Paper: Meta-Harness
This is a pretty interesting paper on how we can improve the performance of LLM outputs by iterating on the harness. For quite some time, harness engineering was mostly done manually: the maintainer would inspect failures, adjust heuristics, and iterate on a small number of examples. It was a very manual and limited process. This paper explores how that process can be automated.
Pure text optimisations, such as updating the system prompt, are not enough for a few reasons:
- The feedback is usually heavily condensed, which means it can miss key details.
- Some optimisation methods only rely on a scalar score, with no qualitative nuance.
The idea of the paper is fairly simple. The system has three main components:
- A filesystem containing all previous harness versions, along with reasoning traces, failure logs, and evaluation scores.
- A proposer coding agent, which needs to be able to invoke developer tools and modify code.
- A search loop. Using the proposer agent and the filesystem, the system runs an evolution loop for a fixed number of iterations, proposing newer harnesses and adding them back into the filesystem. At the end, it selects the best harnesses for the tasks being evaluated.

There are also a few key design features that make this work:
- The proposer is a coding agent rather than a raw LLM. This matters because the total size of the files in the filesystem will most likely exceed the context window. Instead of loading everything at once, the agent needs to make calls like
grepto identify relevant parts of the files and bring only those into context. - The proposer can diagnose issues, decide what to inspect, and choose what to fix. An alternative would have been to use fixed search heuristics, but the authors avoid that because Meta-Harness can improve automatically as coding agents become more capable. This turns the process into iterative debugging of a system, rather than just prompt generation.
- Another important design choice is storing the full execution traces in the filesystem. Instead of only knowing that a harness failed, the proposer can infer why it failed and how earlier design choices contributed to that outcome. In that sense, the system is not just doing search, but also solving a credit assignment problem over long horizons.

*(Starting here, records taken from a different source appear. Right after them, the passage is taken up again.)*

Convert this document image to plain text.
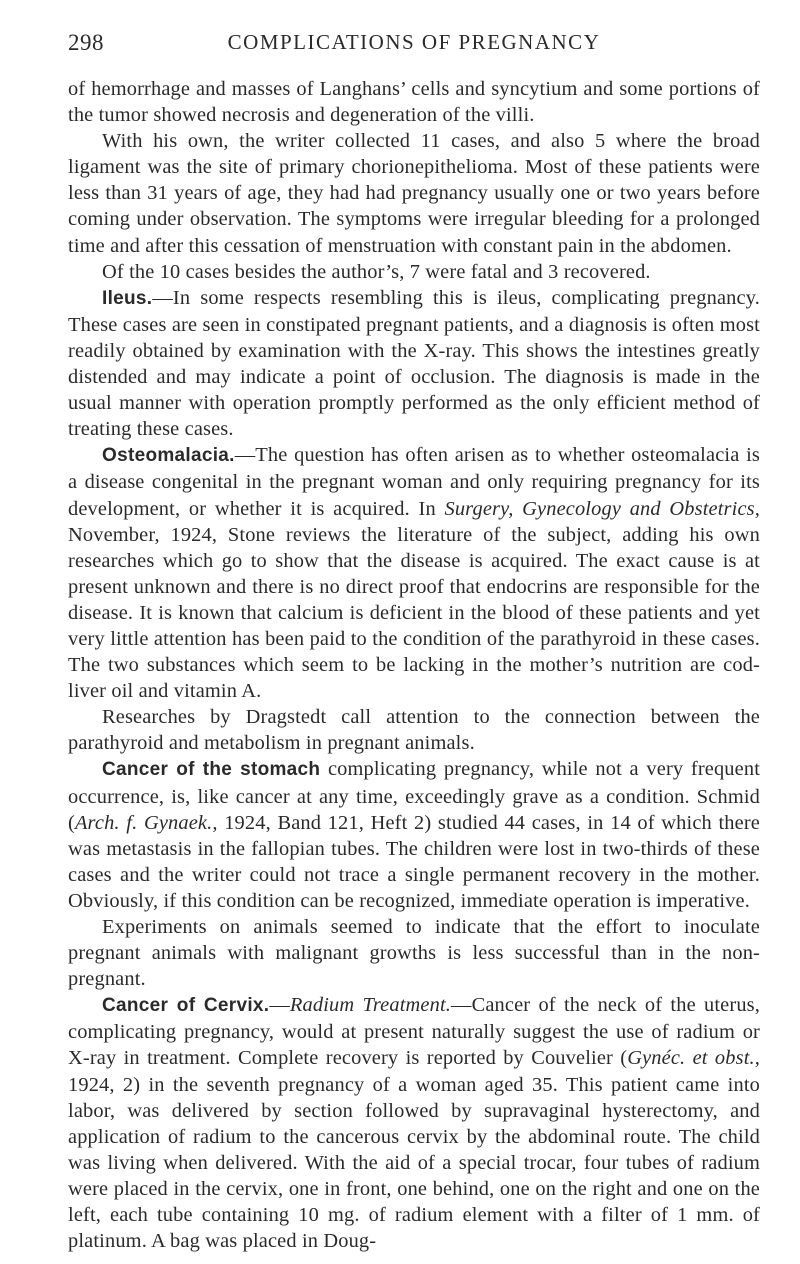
298	COMPLICATIONS OF PREGNANCY

of hemorrhage and masses of Langhans’ cells and syncytium and some portions of the tumor showed necrosis and degeneration of the villi.

With his own, the writer collected 11 cases, and also 5 where the broad ligament was the site of primary chorionepithelioma. Most of these patients were less than 31 years of age, they had had pregnancy usually one or two years before coming under observation. The symptoms were irregular bleeding for a prolonged time and after this cessation of menstruation with constant pain in the abdomen.

Of the 10 cases besides the author’s, 7 were fatal and 3 recovered.

Ileus.—In some respects resembling this is ileus, complicating pregnancy. These cases are seen in constipated pregnant patients, and a diagnosis is often most readily obtained by examination with the X-ray. This shows the intestines greatly distended and may indicate a point of occlusion. The diagnosis is made in the usual manner with operation promptly performed as the only efficient method of treating these cases.

Osteomalacia.—The question has often arisen as to whether osteomalacia is a disease congenital in the pregnant woman and only requiring pregnancy for its development, or whether it is acquired. In Surgery, Gynecology and Obstetrics, November, 1924, Stone reviews the literature of the subject, adding his own researches which go to show that the disease is acquired. The exact cause is at present unknown and there is no direct proof that endocrins are responsible for the disease. It is known that calcium is deficient in the blood of these patients and yet very little attention has been paid to the condition of the parathyroid in these cases. The two substances which seem to be lacking in the mother’s nutrition are cod-liver oil and vitamin A.

Researches by Dragstedt call attention to the connection between the parathyroid and metabolism in pregnant animals.

Cancer of the stomach complicating pregnancy, while not a very frequent occurrence, is, like cancer at any time, exceedingly grave as a condition. Schmid (Arch. f. Gynaek., 1924, Band 121, Heft 2) studied 44 cases, in 14 of which there was metastasis in the fallopian tubes. The children were lost in two-thirds of these cases and the writer could not trace a single permanent recovery in the mother. Obviously, if this condition can be recognized, immediate operation is imperative.

Experiments on animals seemed to indicate that the effort to inoculate pregnant animals with malignant growths is less successful than in the non-pregnant.

Cancer of Cervix.—Radium Treatment.—Cancer of the neck of the uterus, complicating pregnancy, would at present naturally suggest the use of radium or X-ray in treatment. Complete recovery is reported by Couvelier (Gynéc. et obst., 1924, 2) in the seventh pregnancy of a woman aged 35. This patient came into labor, was delivered by section followed by supravaginal hysterectomy, and application of radium to the cancerous cervix by the abdominal route. The child was living when delivered. With the aid of a special trocar, four tubes of radium were placed in the cervix, one in front, one behind, one on the right and one on the left, each tube containing 10 mg. of radium element with a filter of 1 mm. of platinum. A bag was placed in Doug-
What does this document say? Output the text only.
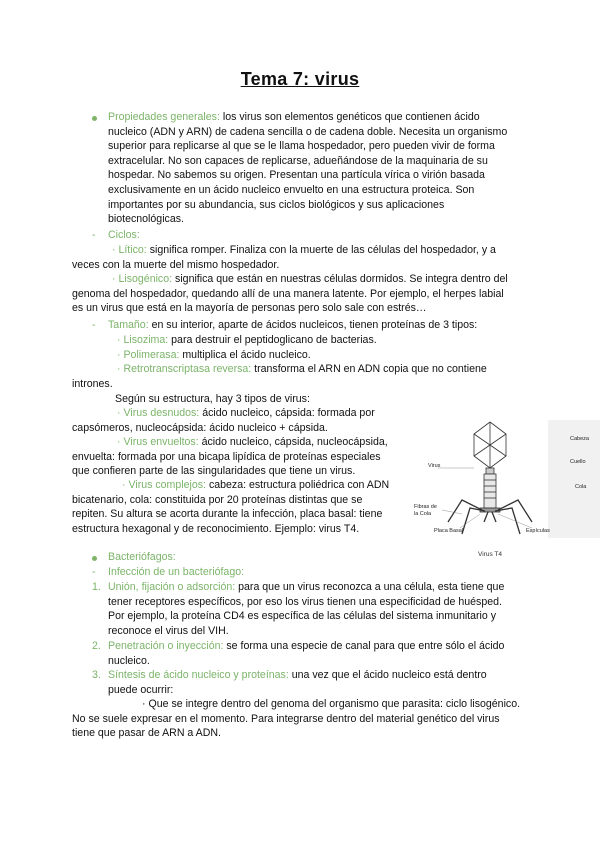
Tema 7: virus
Propiedades generales: los virus son elementos genéticos que contienen ácido
nucleico (ADN y ARN) de cadena sencilla o de cadena doble. Necesita un organismo
superior para replicarse al que se le llama hospedador, pero pueden vivir de forma
extracelular. No son capaces de replicarse, adueñándose de la maquinaria de su
hospedar. No sabemos su origen. Presentan una partícula vírica o virión basada
exclusivamente en un ácido nucleico envuelto en una estructura proteica. Son
importantes por su abundancia, sus ciclos biológicos y sus aplicaciones
biotecnológicas.
- Ciclos:
· Lítico: significa romper. Finaliza con la muerte de las células del hospedador, y a
veces con la muerte del mismo hospedador.
· Lisogénico: significa que están en nuestras células dormidos. Se integra dentro del
genoma del hospedador, quedando allí de una manera latente. Por ejemplo, el herpes labial
es un virus que está en la mayoría de personas pero solo sale con estrés…
- Tamaño: en su interior, aparte de ácidos nucleicos, tienen proteínas de 3 tipos:
· Lisozima: para destruir el peptidoglicano de bacterias.
· Polimerasa: multiplica el ácido nucleico.
· Retrotranscriptasa reversa: transforma el ARN en ADN copia que no contiene
intrones.
Según su estructura, hay 3 tipos de virus:
· Virus desnudos: ácido nucleico, cápsida: formada por
capsómeros, nucleocápsida: ácido nucleico + cápsida.
· Virus envueltos: ácido nucleico, cápsida, nucleocápsida,
envuelta: formada por una bicapa lipídica de proteínas especiales
que confieren parte de las singularidades que tiene un virus.
· Virus complejos: cabeza: estructura poliédrica con ADN
bicatenario, cola: constituida por 20 proteínas distintas que se
repiten. Su altura se acorta durante la infección, placa basal: tiene
estructura hexagonal y de reconocimiento. Ejemplo: virus T4.
Cabeza
Cuello
Cola
Virus
Fibras de la Cola
Placa Basal	Espículas
Virus T4
Bacteriófagos:
- Infección de un bacteriófago:
1. Unión, fijación o adsorción: para que un virus reconozca a una célula, esta tiene que
tener receptores específicos, por eso los virus tienen una especificidad de huésped.
Por ejemplo, la proteína CD4 es específica de las células del sistema inmunitario y
reconoce el virus del VIH.
2. Penetración o inyección: se forma una especie de canal para que entre sólo el ácido
nucleico.
3. Síntesis de ácido nucleico y proteínas: una vez que el ácido nucleico está dentro
puede ocurrir:
· Que se integre dentro del genoma del organismo que parasita: ciclo lisogénico.
No se suele expresar en el momento. Para integrarse dentro del material genético del virus
tiene que pasar de ARN a ADN.
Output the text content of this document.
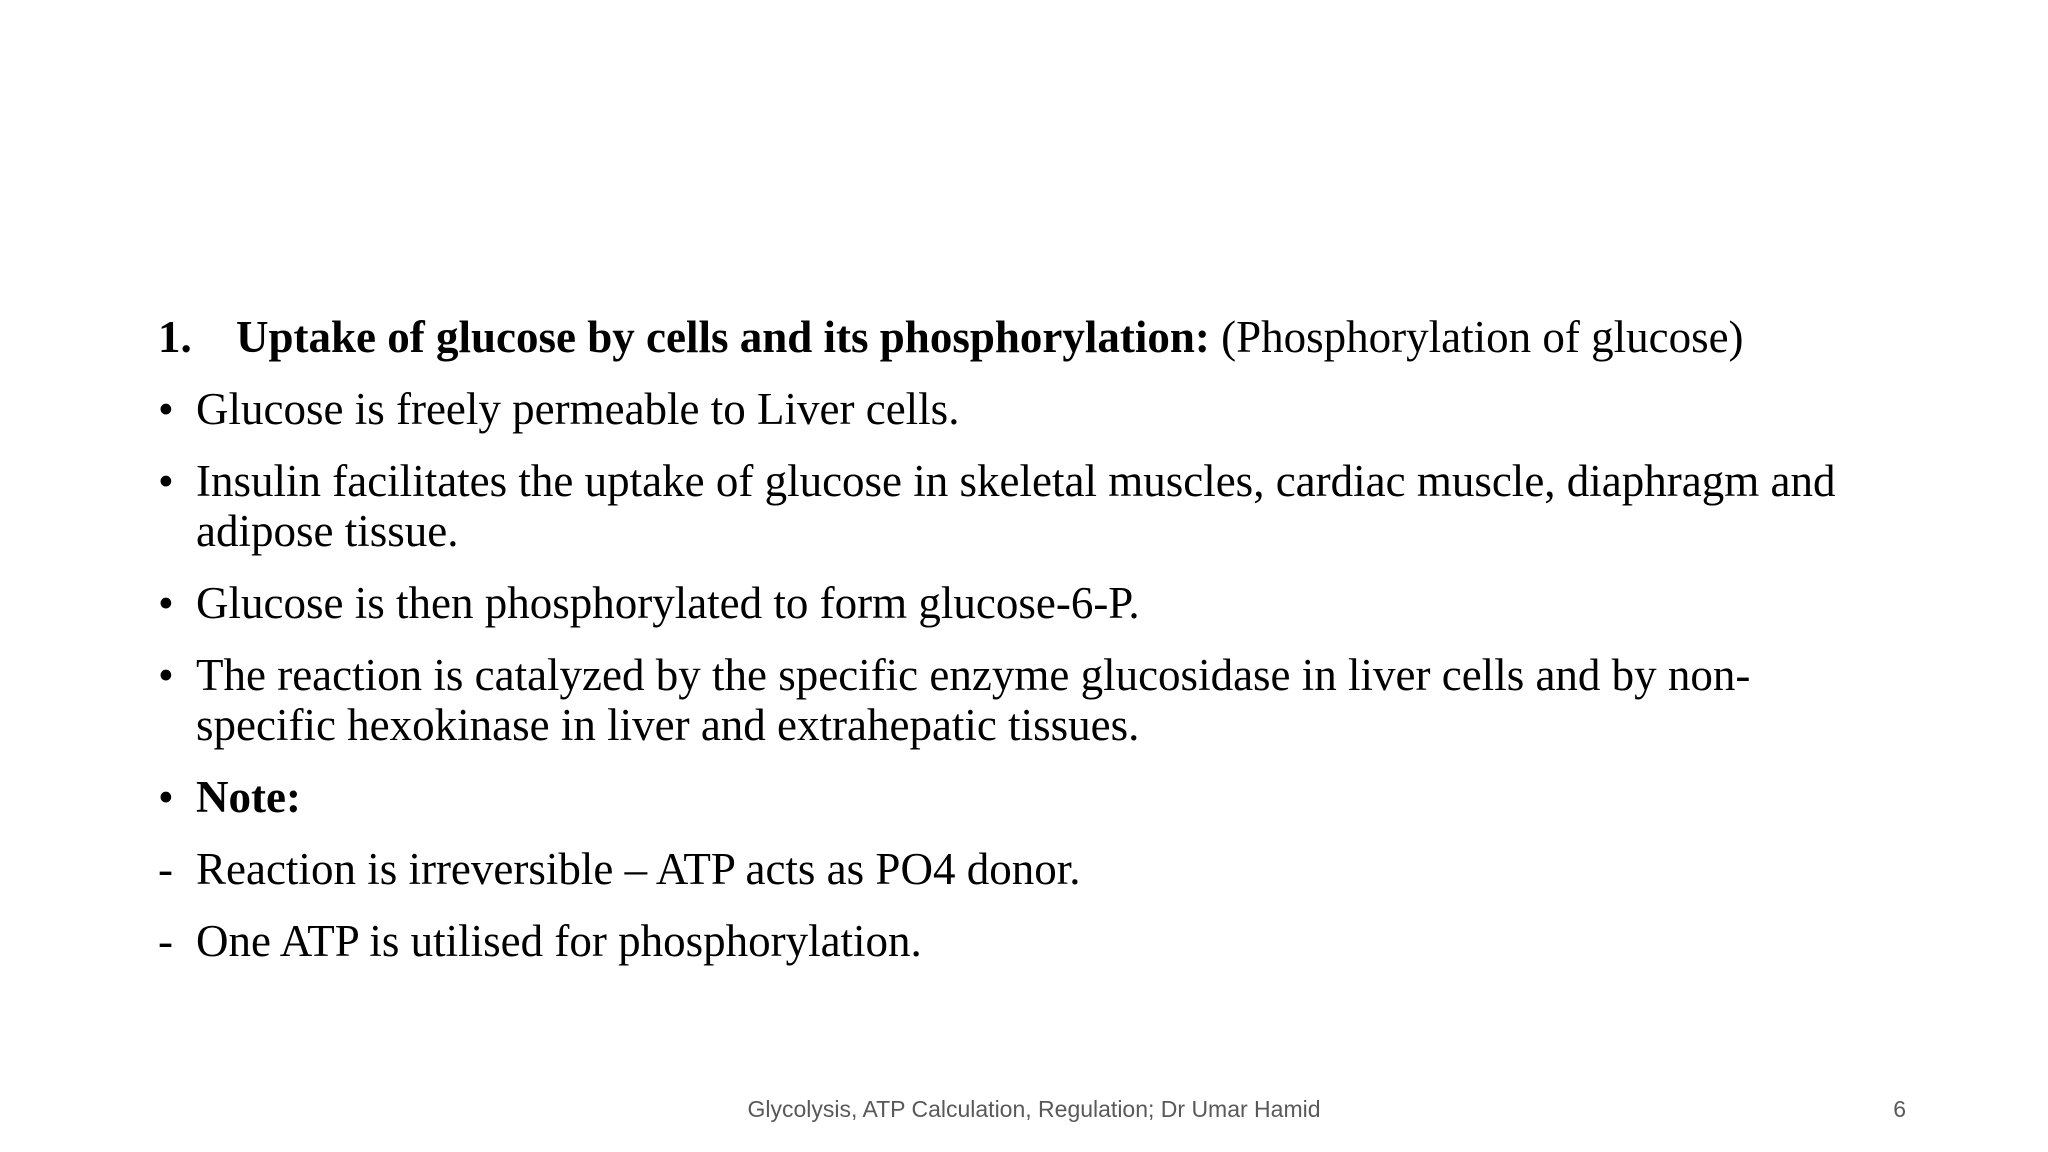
1. Uptake of glucose by cells and its phosphorylation: (Phosphorylation of glucose)
• Glucose is freely permeable to Liver cells.
• Insulin facilitates the uptake of glucose in skeletal muscles, cardiac muscle, diaphragm and adipose tissue.
• Glucose is then phosphorylated to form glucose-6-P.
• The reaction is catalyzed by the specific enzyme glucosidase in liver cells and by non-specific hexokinase in liver and extrahepatic tissues.
• Note:
- Reaction is irreversible – ATP acts as PO4 donor.
- One ATP is utilised for phosphorylation.
Glycolysis, ATP Calculation, Regulation; Dr Umar Hamid	6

- The filesystem is not just storage; it also acts as an external memory and retrieval system. The system is not simply using more context; it is using adaptive access to context. Rather than loading everything into the prompt, it chooses what to retrieve and inspect.
Thoughts about this
I feel this pattern will be hard to use for generic harnesses and is more likely to work well for tasks that are similar in nature. That makes sense, because when tasks differ too much, it becomes much harder to improve the harness in a way that transfers cleanly across all of them.
I also like that the paper does not optimise purely for accuracy, but also considers context cost. That trade-off matters in practice, especially for long-running systems where a stronger harness is not necessarily better if it becomes too expensive to run.
Another thing I realised is that the whole system depends heavily on the quality of the proposer. Since it needs to diagnose failures, inspect the right parts of the filesystem, and run the correct commands, the proposer has to be strong enough not to hallucinate or degrade the search quality.
More broadly, this paper seems to reflect a bigger paradigm shift. We used to focus mainly on improving models by tweaking the weights, but now there is increasing focus on improving the system around the model, whether through memory, retrieval, orchestration, or harness design.
It also seems computationally intensive, since each iteration requires evaluation. In that sense, it feels similar to an AutoML-style search, where compute is being spent not just on inference, but on discovering better system designs.
It also bears some resemblance to Ralph Loop and AutoResearch. More generally, there seems to be a growing trend towards improvement loops, where agents are used not just to produce outputs, but to iteratively improve the surrounding system itself. I would not be surprised if this becomes a more standard pattern for building high-performance LLM systems.